Pada tanggal 31 Agustus 1898, Soeria mendapatkan promosi gelar dari tumenggung menjadi adipati. Selanjutnya, ia mendapatkan penghargaan songsong kuning (payung kuning)[c] pada tanggal 26 Agustus 1905 karena prestasinya yang membawa kemakmuran kepada rakyat Sumedang. Dengan memperoleh penghargaan songsong kuning, Soeria mendapatkan gelar jabatan tambahan yaitu aria pada 29 Agustus 1905. Pada tanggal 26 Agustus 1910, Pemerintah Hindia Belanda menunjuk Soeria sebagai koordinator bupati-bupati di wilayah Parahyangan sehingga gelar kebangsawanannya dinaikkan dari raden ke pangeran. Seiiring dengan kenaikan gelarnya, Soeria kembali mendapatkan penghargaan dari Pemerintah Hindia Belanda berupa songsong emas (payung emas)[7]

Pembangunan

sunting

Pada tahun 1898, Soeria mendirikan Bank Priyayi di Sumedang untuk membantu masyarakat Sumedang yang terdampak dari praktik rentenir. Bank ini menjadi cikal bakal Bank Rakyat Indonesia.[8] Modal bank diperoleh dari pengumpulan sekian persen dari gaji pamong praja di Sumedang. Tiga tahun kemudian, Bank Priyayi berubah namanya menjadi Afdeeling Bank (Bank Daerah). Dalam operasionalnya, Bank Daerah memberikan kredit kepada anggotanya supaya tidak terkena jeratan rentenir. Pada tahun 1915, ia mendirikan bank desa untuk membantu petani kecil.[13]

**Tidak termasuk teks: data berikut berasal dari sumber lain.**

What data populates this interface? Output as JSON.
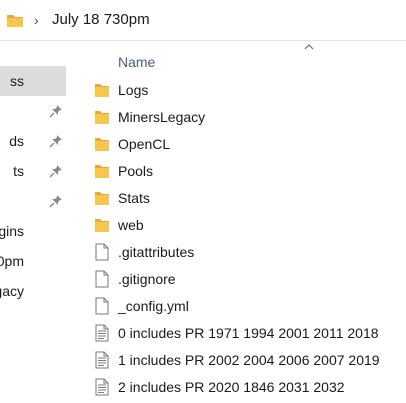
{
  "address_bar": {
    "path": "July 18 730pm",
    "chevron": "›"
  },
  "nav_pane": {
    "items": [
      {
        "label": "ss",
        "selected": true,
        "pinned": false
      },
      {
        "label": "",
        "selected": false,
        "pinned": true
      },
      {
        "label": "ds",
        "selected": false,
        "pinned": true
      },
      {
        "label": "ts",
        "selected": false,
        "pinned": true
      },
      {
        "label": "",
        "selected": false,
        "pinned": true
      },
      {
        "label": "gins",
        "selected": false,
        "pinned": false
      },
      {
        "label": "0pm",
        "selected": false,
        "pinned": false
      },
      {
        "label": "gacy",
        "selected": false,
        "pinned": false
      }
    ]
  },
  "header": {
    "name_label": "Name",
    "sort_icon": "chevron-up-icon"
  },
  "files": [
    {
      "name": "Logs",
      "type": "folder"
    },
    {
      "name": "MinersLegacy",
      "type": "folder"
    },
    {
      "name": "OpenCL",
      "type": "folder"
    },
    {
      "name": "Pools",
      "type": "folder"
    },
    {
      "name": "Stats",
      "type": "folder"
    },
    {
      "name": "web",
      "type": "folder"
    },
    {
      "name": ".gitattributes",
      "type": "file"
    },
    {
      "name": ".gitignore",
      "type": "file"
    },
    {
      "name": "_config.yml",
      "type": "file"
    },
    {
      "name": "0 includes PR 1971 1994 2001 2011 2018",
      "type": "text"
    },
    {
      "name": "1 includes PR 2002 2004 2006 2007 2019",
      "type": "text"
    },
    {
      "name": "2 includes PR 2020 1846 2031 2032",
      "type": "text"
    }
  ],
  "colors": {
    "folder": "#f7c64f",
    "folder_dark": "#e2a93b",
    "selected_bg": "#dcdcdc",
    "header_text": "#4c607a"
  }
}
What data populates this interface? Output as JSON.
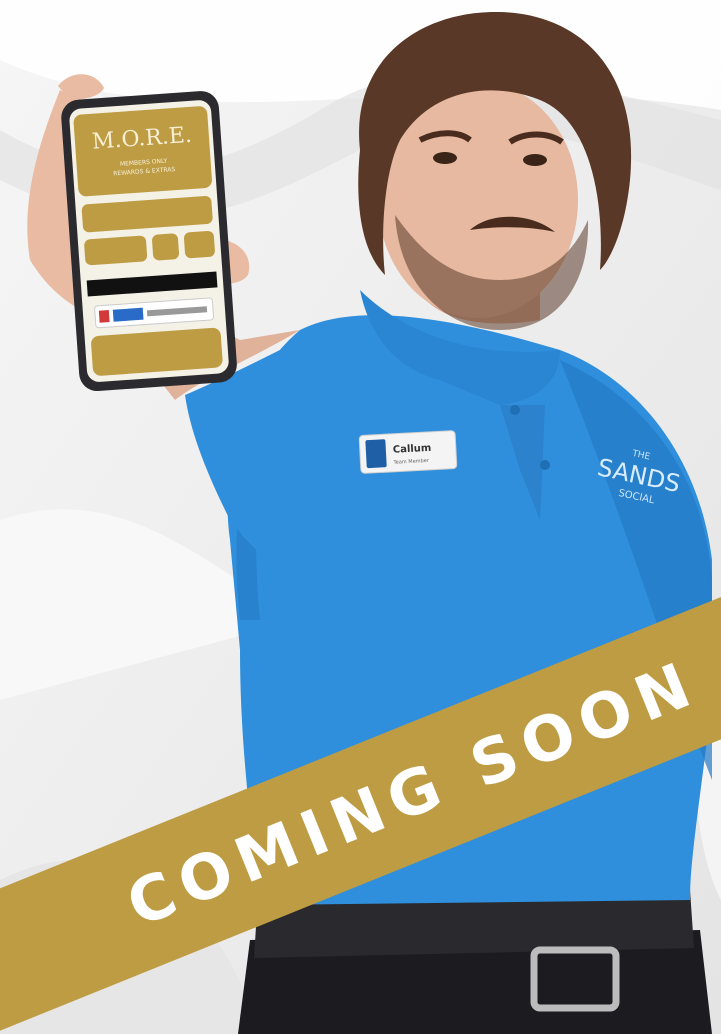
{
  "colors": {
    "gold": "#BD9C43",
    "shirt_blue": "#2f8fdc",
    "background": "#efefef",
    "banner_text": "#ffffff"
  },
  "phone": {
    "app_title": "M.O.R.E.",
    "app_subtitle_line1": "MEMBERS ONLY",
    "app_subtitle_line2": "REWARDS & EXTRAS"
  },
  "name_badge": {
    "name": "Callum",
    "role": "Team Member"
  },
  "shirt_logo": {
    "line1": "THE",
    "line2": "SANDS",
    "line3": "SOCIAL"
  },
  "banner": {
    "text": "COMING SOON"
  }
}
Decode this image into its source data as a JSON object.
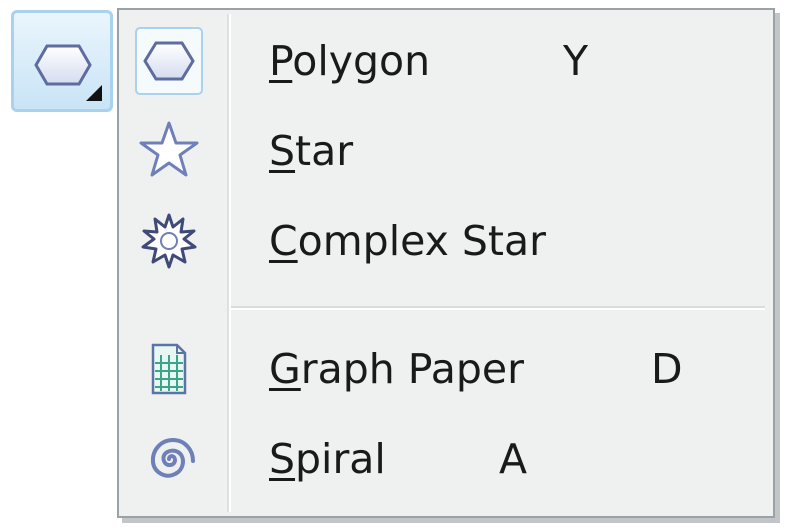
{
  "toolbar": {
    "button_icon": "polygon-icon",
    "flyout_indicator": "flyout-triangle-icon"
  },
  "menu": {
    "items": [
      {
        "pre": "",
        "mnemonic": "P",
        "post": "olygon",
        "shortcut": "Y",
        "icon": "polygon-icon",
        "checked": true
      },
      {
        "pre": "",
        "mnemonic": "S",
        "post": "tar",
        "shortcut": "",
        "icon": "star-icon",
        "checked": false
      },
      {
        "pre": "",
        "mnemonic": "C",
        "post": "omplex Star",
        "shortcut": "",
        "icon": "complex-star-icon",
        "checked": false
      },
      {
        "pre": "",
        "mnemonic": "G",
        "post": "raph Paper",
        "shortcut": "D",
        "icon": "graph-paper-icon",
        "checked": false
      },
      {
        "pre": "",
        "mnemonic": "S",
        "post": "piral",
        "shortcut": "A",
        "icon": "spiral-icon",
        "checked": false
      }
    ]
  },
  "colors": {
    "menu_bg": "#eff1f1",
    "highlight_border": "#a9d2ee",
    "icon_blue": "#6f7fb8",
    "grid_green": "#3aa58a"
  }
}
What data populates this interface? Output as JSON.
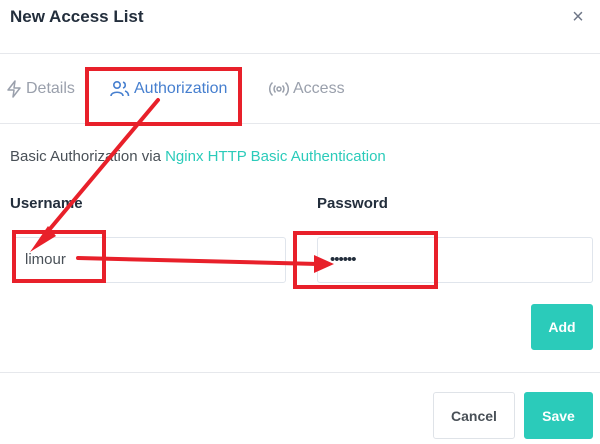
{
  "modal": {
    "title": "New Access List",
    "close_glyph": "×"
  },
  "tabs": [
    {
      "label": "Details",
      "icon": "lightning-icon",
      "active": false
    },
    {
      "label": "Authorization",
      "icon": "users-icon",
      "active": true
    },
    {
      "label": "Access",
      "icon": "broadcast-icon",
      "active": false
    }
  ],
  "auth": {
    "intro_text": "Basic Authorization via ",
    "intro_link": "Nginx HTTP Basic Authentication",
    "username_label": "Username",
    "password_label": "Password",
    "username_value": "limour",
    "password_value": "••••••",
    "add_label": "Add"
  },
  "footer": {
    "cancel_label": "Cancel",
    "save_label": "Save"
  },
  "colors": {
    "accent_blue": "#467fcf",
    "teal": "#2bcbba",
    "annotation_red": "#e8202a"
  }
}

Pada tahun 1908, ia membangun Jalan Cadas Pangeran bagian bawah yang menghubungkan Bandung dan Sumedang dan kantor telepon untuk mempermudah komunikasi.[8] Selain itu, ia juga membangun rumah asisten wedana di setiap Kawedanan dengan dana pribadinya.[14] Karena pada awal abad ke-20, masyarakat Sumedang memiliki ketertarikan terhadap olah raga balap kuda. Ia mengimpor kuda yang berasal dari Sumba ke Sumedang untuk keperluan transportasi dan kuda balap yang diikuti oleh Menak sehingga mendorongnya untuk membangun lapangan balap kuda.[15] Pada awal abad ke-20, Sumedang sering mengadakan acara balapan kuda.[15]

Untuk meningkatkan keamanan dan ketertiban, pos-pos keamanan mulai dari tingkat desa hingga kawedanan dibangun. Setiap pos-pos keamanan wajib dilengkapi bambu yang berisikan air, pasir-pasir dan perlengkapan lainnya sebagai langkah antisipasi terjadinya kebakaran. Setiap minggunya, penjaga pos keamanan wajib melaporkan kegiatan-kegiatan pos keamanan pada rapat mingguan yang diawasi oleh Soeria.[16]Ada sekitar 138 pos yang dibangung pada tingkat desa.[11]

Pemerintahan

sunting

Pada masa kepemimpinannya, sekolah-sekolah mulai berdiri di Sumedang dan pada tahun 1907, sekolah desa dengan lama belajar tiga tahun mulai tersedia. Tujuh tahun berselang, sekolah lanjutan mulai ada di Sumedang untuk murid sekolah desa yang berprestasi dengan masa belajar yang sama. Pada tahun 1915, Hollandsch-Inlandsche School pertama di Sumedang didirikan dan berdiri di setiap kabupaten yang ada di Sumedang yang berjumlah hingga 20 sekolah.[17] Selain itu, ia suka memberikan hadiah kepada siswa yang berprestasi dan penghargaan kepada guru untuk menunjang kesejahteraan mereka.[18]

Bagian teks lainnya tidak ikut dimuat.